A decade ago, Fritz and I drove around Nova Scotia and visited Fairview Lawn, the "Titanic cemetery" in Halifax.  Over a thousand passengers and crew had died of hypothermia in the frigid water, their bodies borne up by the thick cork slabs in their life jackets.  A few ships were dispatched to pick up the victims (one cable-laying ship found 306) but most other ships relied on reports of the shifting westward movement of the "zone of the floating dead" to avoid the area completely.   Between those brought in by search ships and others who washed up on the Nova Scotia shoreline, Halifax provided a resting place for 150 Titanic dead at Fairview and two other cemeteries, while other remains were transported to relatives if their identity was known .
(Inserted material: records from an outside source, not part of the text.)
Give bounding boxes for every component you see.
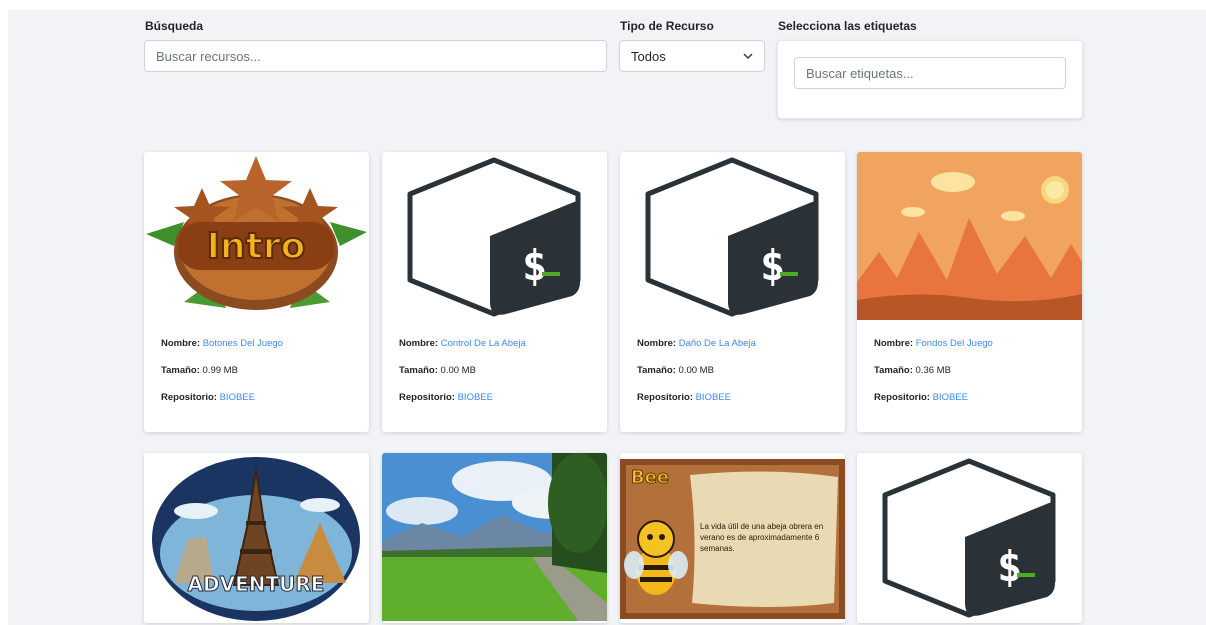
resource-repo-field: Repositorio: BIOBEE <box>874 392 968 403</box>
resource-name-field: Nombre: Botones Del Juego <box>161 338 283 349</box>
shell-script-icon: $ <box>407 157 581 317</box>
resource-name-link[interactable]: Botones Del Juego <box>203 338 283 349</box>
resource-card[interactable]: $ Nombre: Control De La Abeja Tamaño: 0.… <box>382 152 607 432</box>
resource-card[interactable]: ADVENTURE <box>144 453 369 623</box>
bee-fact-text: La vida útil de una abeja obrera en vera… <box>700 522 824 553</box>
resource-size-field: Tamaño: 0.36 MB <box>874 365 951 376</box>
resource-thumbnail: Bee La vida útil de una abeja obrera en … <box>620 453 845 621</box>
intro-badge-image: Intro <box>146 156 367 310</box>
resource-thumbnail <box>857 152 1082 320</box>
shell-script-icon: $ <box>882 458 1056 618</box>
repo-label: Repositorio: <box>637 392 693 403</box>
search-label: Búsqueda <box>145 19 204 33</box>
name-label: Nombre: <box>161 338 201 349</box>
size-label: Tamaño: <box>874 365 913 376</box>
name-label: Nombre: <box>399 338 439 349</box>
resource-repo-link[interactable]: BIOBEE <box>458 392 493 403</box>
resource-name-field: Nombre: Fondos Del Juego <box>874 338 993 349</box>
bee-title-text: Bee <box>631 467 669 488</box>
resource-thumbnail <box>382 453 607 621</box>
resource-repo-link[interactable]: BIOBEE <box>220 392 255 403</box>
resource-size-field: Tamaño: 0.00 MB <box>399 365 476 376</box>
resource-repo-field: Repositorio: BIOBEE <box>637 392 731 403</box>
resource-repo-link[interactable]: BIOBEE <box>696 392 731 403</box>
chevron-down-icon <box>743 52 753 59</box>
resource-type-label: Tipo de Recurso <box>620 19 714 33</box>
repo-label: Repositorio: <box>874 392 930 403</box>
resource-card[interactable]: Bee La vida útil de una abeja obrera en … <box>620 453 845 623</box>
svg-text:$: $ <box>997 542 1022 591</box>
resource-repo-field: Repositorio: BIOBEE <box>399 392 493 403</box>
resource-thumbnail: Intro <box>144 152 369 320</box>
resource-name-link[interactable]: Control De La Abeja <box>441 338 526 349</box>
resource-size-field: Tamaño: 0.00 MB <box>637 365 714 376</box>
shell-script-icon: $ <box>645 157 819 317</box>
resource-size-value: 0.00 MB <box>678 365 714 376</box>
desert-landscape-image <box>857 152 1082 320</box>
resource-size-value: 0.00 MB <box>440 365 476 376</box>
resource-repo-field: Repositorio: BIOBEE <box>161 392 255 403</box>
resource-size-field: Tamaño: 0.99 MB <box>161 365 238 376</box>
resource-thumbnail: $ <box>620 152 845 320</box>
size-label: Tamaño: <box>637 365 676 376</box>
resource-name-link[interactable]: Fondos Del Juego <box>916 338 993 349</box>
resource-name-field: Nombre: Control De La Abeja <box>399 338 526 349</box>
bee-info-scroll-image: Bee La vida útil de una abeja obrera en … <box>620 453 845 621</box>
resource-thumbnail: ADVENTURE <box>144 453 369 621</box>
resource-size-value: 0.36 MB <box>915 365 951 376</box>
svg-text:$: $ <box>760 241 785 290</box>
name-label: Nombre: <box>874 338 914 349</box>
repo-label: Repositorio: <box>399 392 455 403</box>
resource-thumbnail: $ <box>382 152 607 320</box>
resource-card[interactable]: Intro Nombre: Botones Del Juego Tamaño: … <box>144 152 369 432</box>
resource-card[interactable]: Nombre: Fondos Del Juego Tamaño: 0.36 MB… <box>857 152 1082 432</box>
resource-card[interactable] <box>382 453 607 623</box>
tags-panel <box>777 40 1083 119</box>
resource-type-select[interactable]: Todos <box>619 40 765 72</box>
green-field-image <box>382 453 607 621</box>
search-input[interactable] <box>144 40 607 72</box>
size-label: Tamaño: <box>399 365 438 376</box>
resource-card[interactable]: $ <box>857 453 1082 623</box>
resource-browser: Búsqueda Tipo de Recurso Todos Seleccion… <box>8 10 1206 625</box>
tags-search-input[interactable] <box>794 57 1066 89</box>
resource-thumbnail: $ <box>857 453 1082 621</box>
adventure-logo-image: ADVENTURE <box>144 453 369 621</box>
tags-label: Selecciona las etiquetas <box>778 19 917 33</box>
intro-badge-text: Intro <box>207 226 306 267</box>
size-label: Tamaño: <box>161 365 200 376</box>
svg-text:$: $ <box>522 241 547 290</box>
name-label: Nombre: <box>637 338 677 349</box>
resource-repo-link[interactable]: BIOBEE <box>933 392 968 403</box>
resource-size-value: 0.99 MB <box>202 365 238 376</box>
resource-type-value: Todos <box>631 48 666 64</box>
repo-label: Repositorio: <box>161 392 217 403</box>
resource-card[interactable]: $ Nombre: Daño De La Abeja Tamaño: 0.00 … <box>620 152 845 432</box>
adventure-logo-text: ADVENTURE <box>188 572 325 596</box>
resource-name-field: Nombre: Daño De La Abeja <box>637 338 756 349</box>
resource-name-link[interactable]: Daño De La Abeja <box>679 338 756 349</box>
But one man wasn't washed ashore, nor was he picked up floating in the icy North Atlantic.  He didn't hang back to give his seat to a woman, nor did he join the men of his social class in the First Class Lounge for cigars, whiskey and comraderie while waiting to face the end with stiff upper lips like gentlemen. 

He was Bruce Ismay, Director of the White Star Line that owned and operated the Titanic.  He simply climbed into one of the last boats and took a seat in it.  About an hour later he turned away, unable to look as the stern section hung vertically for a few seconds against the star-filled sky and then plunged to the bottom in a futile search for its lost forward section.  On the rescue ship, he isolated himself in the Doctor's cabin and subsisted on opiates for three days until the Carpathia docked in New York City.

Bruce Ismay gave testimony at the Inquests held by the U.S. Senate and the British Board of Trade, being savaged for cowardice by the public and Press on both sides of the Atlantic.  Accounts by eyewitnesses repeatedly suggested that he had urged Captain Smith to run the Titanic at top speed no matter what, ignoring or suppressing iceberg warnings from other ships.  He resigned as head of the White Star Line a year after the disaster and went to ground in a country house in Ireland, trying to disappear as completely from pubic view as possible.  He died in 1937.

I must have read Walter Lord's book a half dozen times as a kid.  The story and the way people behaved as the crisis developed fascinated me.  There was an air of high Greek Tragedy about the event -- the largest and most luxurious ocean-going vessel ever built, arrogantly declared immune to the ever-present danger of the sea, had been struck down on its first voyage, taking with it some of the wealthiest and most powerful people in the world at that time.

But there was one other part of the book that astonished; in the introduction, Lord revealed that fourteen years BEFORE the sinking of the Titanic, American author and inventor Morgan Andrew Robertson had written an eerily prescient novella.  Here is a (slightly edited) section of the Wikipedia entry:  "Morgan Andrew Robertson (September 30, 1861–March 24, 1915) was a well-known American author of short stories and novels.  He is best known for his short novel "Futility," first published in 1898.  This story features an enormous British passenger liner called the Titan which, deemed unsinkable, carries an insufficient number of lifeboats.  On a voyage in the month of April, the Titan hits an iceberg and sinks in the North Atlantic, resulting in the loss of almost everyone on board, including the cream of international society.  There are some strong similarities to the real-life sinking of the RMS Titanic."

A very interesting post! I visited the Titanic exhibit at Maritime Museum of the Atlantic in Halifax last September with my daughter. It was very poignant.... especially the personal effects and details of the passengers who died.
Fascinating. And those sonar images are amazing.
well done, indeed.
Truly fascinating, albeit tragic, event.